Us: Dr. Motlana, you're chairman of the Soweto Committee of Ten. How did the committee come about? What is its purpose? Dr. M.: After the riots in 1976, the youth got together and said we must do something to organize our own affairs. They approached me and asked me to come to their organizational meeting, where I was elected chairman. We have no specific goals, we just want an impartial voice for the community. We want to arrange our own affairs and not have someone from the West Rand Administration (government agency) arrange them for us.
Us: What is the Committee's power?
Dr. M.: We have the people with us.
Us: Aren't you in fact endorsing apartheid by accepting your fate in Soweto, rather than struggling to get out?
Dr M.: I've been accused of collaborating, that is nonsense. We must walk a very narrow line. This is not America where Martin Luther King can march down Washington Avenue. We are making a strong statement by the mere existence of the committee showing Afrikaanerdom that we will decide our own future.

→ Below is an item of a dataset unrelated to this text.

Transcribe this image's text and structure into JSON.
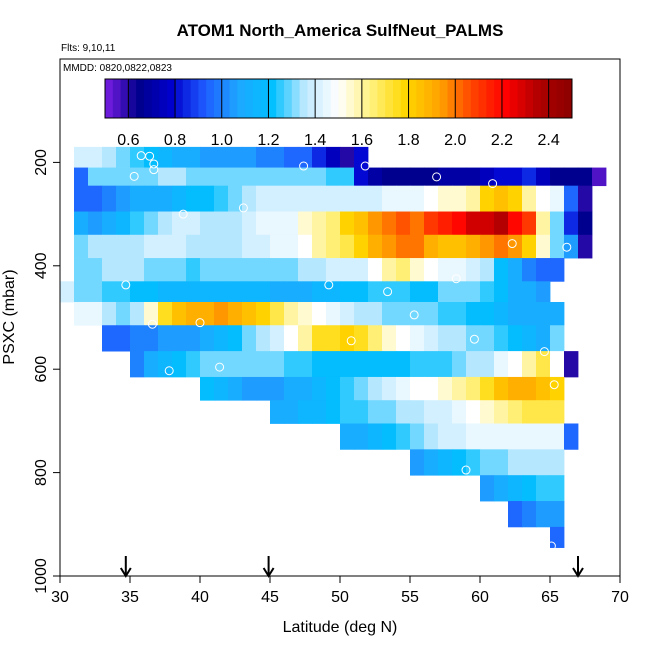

Us: Aren't you concerned about yourself, your family?
Dr. M.: Yes, of course we're concerned. I was banned twice, I'll probably be banned again. They could banish me to the Kalahari desert. Of course we are afraid. My son was forced to leave the country, the BOSS intercept our correspondence with him. We are against a fortress.
Us: Despite the suffering you endure there were no riots in Soweto this June 16th, why?
Dr. M.: We didn't start the riots of 1976. It was the police that rioted, not the people. The police were nervous, jumpy, they turned a tense situation into a blood bath. This year the police were more experienced so there were no riots.
Us: The government says that the blacks are divided. They claim that the urban blacks are at odds with the rural blacks and that you are strongly divided along tribal lines.